2026.03.02 12 min read
PythonLangChainMigration

We started FluentBot in TypeScript because that’s where the product lived. A year in, the RAG core moved to Python. This is the honest version of why — runtime speed had almost nothing to do with it.

You don’t migrate a language for milliseconds. You migrate it for the libraries you’ll lean on for the next two years.

The thing JS was quietly costing us

LangChain.js shipped fast and broke often. Every retriever pattern we wanted — parent-document, multi-query, self-query — was either a release behind the Python package or stitched together from three half-maintained community ports.

The tax wasn’t runtime. It was us: every architecture experiment took a day of gluing instead of an hour of wiring.

honest take

The migration cost two real weeks. The payoff was iteration speed on the architecture — the only optimisation that compounds.

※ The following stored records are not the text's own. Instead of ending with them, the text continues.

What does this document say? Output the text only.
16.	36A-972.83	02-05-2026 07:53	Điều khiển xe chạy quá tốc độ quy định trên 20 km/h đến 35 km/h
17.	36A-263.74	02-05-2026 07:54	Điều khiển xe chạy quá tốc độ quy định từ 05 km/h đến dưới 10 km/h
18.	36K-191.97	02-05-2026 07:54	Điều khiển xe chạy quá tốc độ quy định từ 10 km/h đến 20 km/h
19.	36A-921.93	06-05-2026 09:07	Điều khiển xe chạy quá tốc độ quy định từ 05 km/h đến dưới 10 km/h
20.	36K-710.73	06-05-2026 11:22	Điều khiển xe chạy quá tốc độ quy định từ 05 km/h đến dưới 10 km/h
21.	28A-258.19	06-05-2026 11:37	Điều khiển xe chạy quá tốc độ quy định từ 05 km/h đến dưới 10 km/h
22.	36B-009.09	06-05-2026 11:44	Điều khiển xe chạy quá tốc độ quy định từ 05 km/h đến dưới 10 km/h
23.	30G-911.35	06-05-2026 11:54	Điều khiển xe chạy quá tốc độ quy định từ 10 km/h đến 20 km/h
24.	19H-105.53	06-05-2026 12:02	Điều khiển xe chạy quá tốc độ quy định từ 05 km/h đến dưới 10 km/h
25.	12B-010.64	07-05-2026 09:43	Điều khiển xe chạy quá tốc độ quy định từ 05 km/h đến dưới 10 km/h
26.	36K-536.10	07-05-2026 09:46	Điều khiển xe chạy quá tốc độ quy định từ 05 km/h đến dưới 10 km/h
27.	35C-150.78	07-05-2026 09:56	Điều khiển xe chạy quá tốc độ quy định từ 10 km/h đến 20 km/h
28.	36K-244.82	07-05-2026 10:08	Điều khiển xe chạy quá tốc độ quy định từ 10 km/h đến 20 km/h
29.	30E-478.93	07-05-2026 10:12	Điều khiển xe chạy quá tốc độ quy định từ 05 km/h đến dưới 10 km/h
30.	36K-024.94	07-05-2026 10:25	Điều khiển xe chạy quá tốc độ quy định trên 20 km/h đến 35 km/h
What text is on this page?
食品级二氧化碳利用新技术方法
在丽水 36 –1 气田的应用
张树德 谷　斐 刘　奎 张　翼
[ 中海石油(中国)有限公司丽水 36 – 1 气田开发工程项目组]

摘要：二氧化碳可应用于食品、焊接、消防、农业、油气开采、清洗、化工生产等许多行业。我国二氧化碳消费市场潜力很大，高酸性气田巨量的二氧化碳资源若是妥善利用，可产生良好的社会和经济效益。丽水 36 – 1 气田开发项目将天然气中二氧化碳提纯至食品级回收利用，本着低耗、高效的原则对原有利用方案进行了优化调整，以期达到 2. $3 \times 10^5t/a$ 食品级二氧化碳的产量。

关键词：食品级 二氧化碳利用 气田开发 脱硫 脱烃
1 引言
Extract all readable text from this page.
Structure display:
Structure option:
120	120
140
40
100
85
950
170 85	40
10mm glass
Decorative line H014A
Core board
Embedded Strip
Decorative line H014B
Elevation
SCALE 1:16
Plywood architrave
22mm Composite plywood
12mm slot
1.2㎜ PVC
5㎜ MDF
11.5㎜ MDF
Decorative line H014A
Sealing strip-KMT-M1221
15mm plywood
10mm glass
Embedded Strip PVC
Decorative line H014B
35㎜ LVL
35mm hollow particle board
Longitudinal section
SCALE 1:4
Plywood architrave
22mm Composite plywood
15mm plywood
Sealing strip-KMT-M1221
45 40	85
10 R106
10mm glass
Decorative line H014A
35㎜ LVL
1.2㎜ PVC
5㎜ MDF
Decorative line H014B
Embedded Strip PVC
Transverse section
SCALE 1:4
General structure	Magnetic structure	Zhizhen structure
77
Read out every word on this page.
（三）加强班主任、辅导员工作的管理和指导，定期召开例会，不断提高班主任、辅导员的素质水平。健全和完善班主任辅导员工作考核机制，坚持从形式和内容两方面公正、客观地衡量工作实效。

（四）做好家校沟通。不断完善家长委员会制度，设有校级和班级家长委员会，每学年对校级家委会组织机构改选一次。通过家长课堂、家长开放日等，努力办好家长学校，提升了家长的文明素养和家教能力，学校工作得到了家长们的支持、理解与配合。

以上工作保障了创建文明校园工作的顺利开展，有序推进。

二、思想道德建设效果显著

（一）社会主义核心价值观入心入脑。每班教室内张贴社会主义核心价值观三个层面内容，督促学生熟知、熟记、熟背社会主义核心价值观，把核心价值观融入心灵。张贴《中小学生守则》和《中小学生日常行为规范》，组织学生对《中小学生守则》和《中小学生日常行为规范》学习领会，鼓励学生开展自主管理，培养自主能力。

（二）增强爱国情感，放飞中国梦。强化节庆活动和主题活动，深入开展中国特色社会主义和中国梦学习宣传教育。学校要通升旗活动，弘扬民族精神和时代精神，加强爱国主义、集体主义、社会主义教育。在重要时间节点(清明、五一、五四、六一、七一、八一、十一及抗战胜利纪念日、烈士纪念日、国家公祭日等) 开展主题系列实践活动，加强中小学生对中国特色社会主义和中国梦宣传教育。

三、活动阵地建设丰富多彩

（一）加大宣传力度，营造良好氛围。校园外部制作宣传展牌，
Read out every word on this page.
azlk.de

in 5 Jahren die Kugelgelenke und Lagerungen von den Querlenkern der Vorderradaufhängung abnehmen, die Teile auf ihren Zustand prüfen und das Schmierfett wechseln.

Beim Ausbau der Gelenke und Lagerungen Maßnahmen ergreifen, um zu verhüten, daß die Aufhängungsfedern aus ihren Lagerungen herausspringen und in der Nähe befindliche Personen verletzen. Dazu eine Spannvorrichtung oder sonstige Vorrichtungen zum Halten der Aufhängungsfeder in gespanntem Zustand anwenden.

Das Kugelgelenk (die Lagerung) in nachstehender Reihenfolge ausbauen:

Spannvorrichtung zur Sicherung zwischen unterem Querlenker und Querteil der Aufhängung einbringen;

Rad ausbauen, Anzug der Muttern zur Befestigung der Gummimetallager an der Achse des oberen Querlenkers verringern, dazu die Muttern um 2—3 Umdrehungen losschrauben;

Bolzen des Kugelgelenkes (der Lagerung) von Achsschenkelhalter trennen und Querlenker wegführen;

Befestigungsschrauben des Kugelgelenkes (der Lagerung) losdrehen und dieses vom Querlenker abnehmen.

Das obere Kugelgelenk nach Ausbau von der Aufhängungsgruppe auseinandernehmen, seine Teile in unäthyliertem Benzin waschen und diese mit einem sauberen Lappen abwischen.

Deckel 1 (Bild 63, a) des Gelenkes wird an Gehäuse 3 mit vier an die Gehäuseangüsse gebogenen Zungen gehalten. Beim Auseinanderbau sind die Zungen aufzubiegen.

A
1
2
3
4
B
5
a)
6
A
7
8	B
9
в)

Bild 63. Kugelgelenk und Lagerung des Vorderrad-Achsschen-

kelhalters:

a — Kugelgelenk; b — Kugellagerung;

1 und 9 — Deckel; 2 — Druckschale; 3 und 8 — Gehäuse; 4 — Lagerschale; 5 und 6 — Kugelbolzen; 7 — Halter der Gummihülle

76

What the move actually looked like

The retriever that took a hundred lines of glue in JS was a dozen in Python:

rag/retriever.py
from langchain.retrievers import ParentDocumentRetriever
from langchain.storage import SQLDocStore
 
retriever = ParentDocumentRetriever(
    vectorstore=chroma,
    docstore=SQLDocStore("postgres://..."),
    child_splitter=RecursiveCharacterTextSplitter(chunk_size=220),
    parent_splitter=RecursiveCharacterTextSplitter(chunk_size=1400),
)

Orchestration with LangGraph

The “if cache → return, else → retrieve → rerank → generate → cache” loop became a graph instead of a stack of try/excepts. Chat memory landed in PostgreSQL, next to everything else.

Would I do it again

Yes — but earlier. The longer you wait, the more JS-shaped assumptions calcify into the codebase. Pick the language your libraries live in, not the one that benchmarks well.